As Johnny Rotten said, ‘never trust a hippy.’ As a child of the punk wars I’ve long been disdainful of the concept and apparent reality of hippiedom.
Being an admittedly uptight, straitlaced Englishman, it probably won’t surprise you when I say I’ve never aspired to getting stoned, naked and covered in mud in a random field (not that there’s anything wrong with that per se). However what I can totally get behind is a possibly heroic struggle to break out of artificial social constructs and to strive to build a better and fairer society. Especially when that struggle is against overwhelming odds and all pervasive bone crushing cynicism.
That it failed and is now something relegated to mockery and caricature shouldn’t mask the intensity with which it burned, even when now an air of melancholy hangs over those dim and distant days only seen in blurry footage of festivals and sit-down protests.
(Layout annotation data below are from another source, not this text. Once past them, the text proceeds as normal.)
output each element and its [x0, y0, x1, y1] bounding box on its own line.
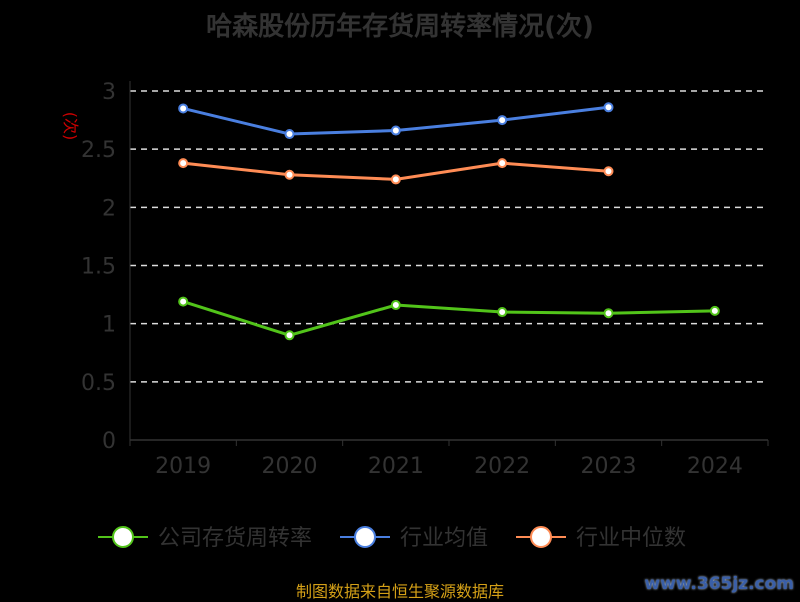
- data-point: [603, 102, 614, 113]
- legend-label: 行业中位数: [576, 526, 686, 551]
- y-tick-label: 0.5: [81, 371, 116, 396]
- data-point: [284, 169, 295, 180]
- x-tick-label: 2024: [687, 454, 743, 479]
- data-point: [390, 300, 401, 311]
- data-point: [284, 129, 295, 140]
- legend-marker: [112, 526, 134, 548]
- data-point: [497, 158, 508, 169]
- data-point: [390, 174, 401, 185]
- series-line: [182, 300, 715, 337]
- source-note: 制图数据来自恒生聚源数据库: [295, 582, 504, 601]
- x-tick-label: 2021: [368, 454, 424, 479]
- data-point: [178, 158, 189, 169]
- data-point: [603, 308, 614, 319]
- legend-marker: [530, 526, 552, 548]
- legend-label: 公司存货周转率: [158, 526, 312, 551]
- x-tick-label: 2022: [474, 454, 530, 479]
- legend-marker: [354, 526, 376, 548]
- x-tick-label: 2023: [581, 454, 637, 479]
- data-point: [178, 296, 189, 307]
- y-tick-label: 2.5: [81, 138, 116, 163]
- data-point: [284, 330, 295, 341]
- y-axis-label: (次): [61, 112, 80, 141]
- data-point: [390, 125, 401, 136]
- y-tick-label: 1: [102, 313, 116, 338]
- x-tick-label: 2019: [155, 454, 211, 479]
- legend-label: 行业均值: [400, 526, 488, 551]
- data-point: [178, 103, 189, 114]
- watermark: www.365jz.com: [644, 574, 794, 594]
- data-point: [497, 307, 508, 318]
- y-tick-label: 3: [102, 80, 116, 105]
- data-point: [603, 166, 614, 177]
- x-tick-label: 2020: [262, 454, 318, 479]
- y-tick-label: 1.5: [81, 255, 116, 280]
- y-tick-label: 2: [102, 196, 116, 221]
- y-tick-label: 0: [102, 429, 116, 454]
- data-point: [709, 305, 720, 316]
- chart-title: 哈森股份历年存货周转率情况(次): [206, 12, 594, 42]
- data-point: [497, 115, 508, 126]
Dreams on Tape get that misty melancholy feeling and reflect it beautifully with the aptly titled, Nostalgia.
Floridian Jake Benfant was inspired by a documentary telling the story of Woodstock, not only that but he was hit by a genuine nostalgia for the skies the limit possibilities of an age he missed. It’s a relief to find someone taking inspiration from something outside the dull and blank verse that is so often the norm, there are multiple worlds of inspiration out there, go use them!
All this and more comes across perfectly in the fever dream-like Nostalgia.
From the flickering film projector sound effect opening, to the underwater glide of the reverb cloaked guitar line and the edge of distortion bass solo, this is wistful yearning in excelsis.
‘Nostalgia on my mind, keep slipping through time…’
Lie back and dream, it’s enough to make me almost trust a hippie.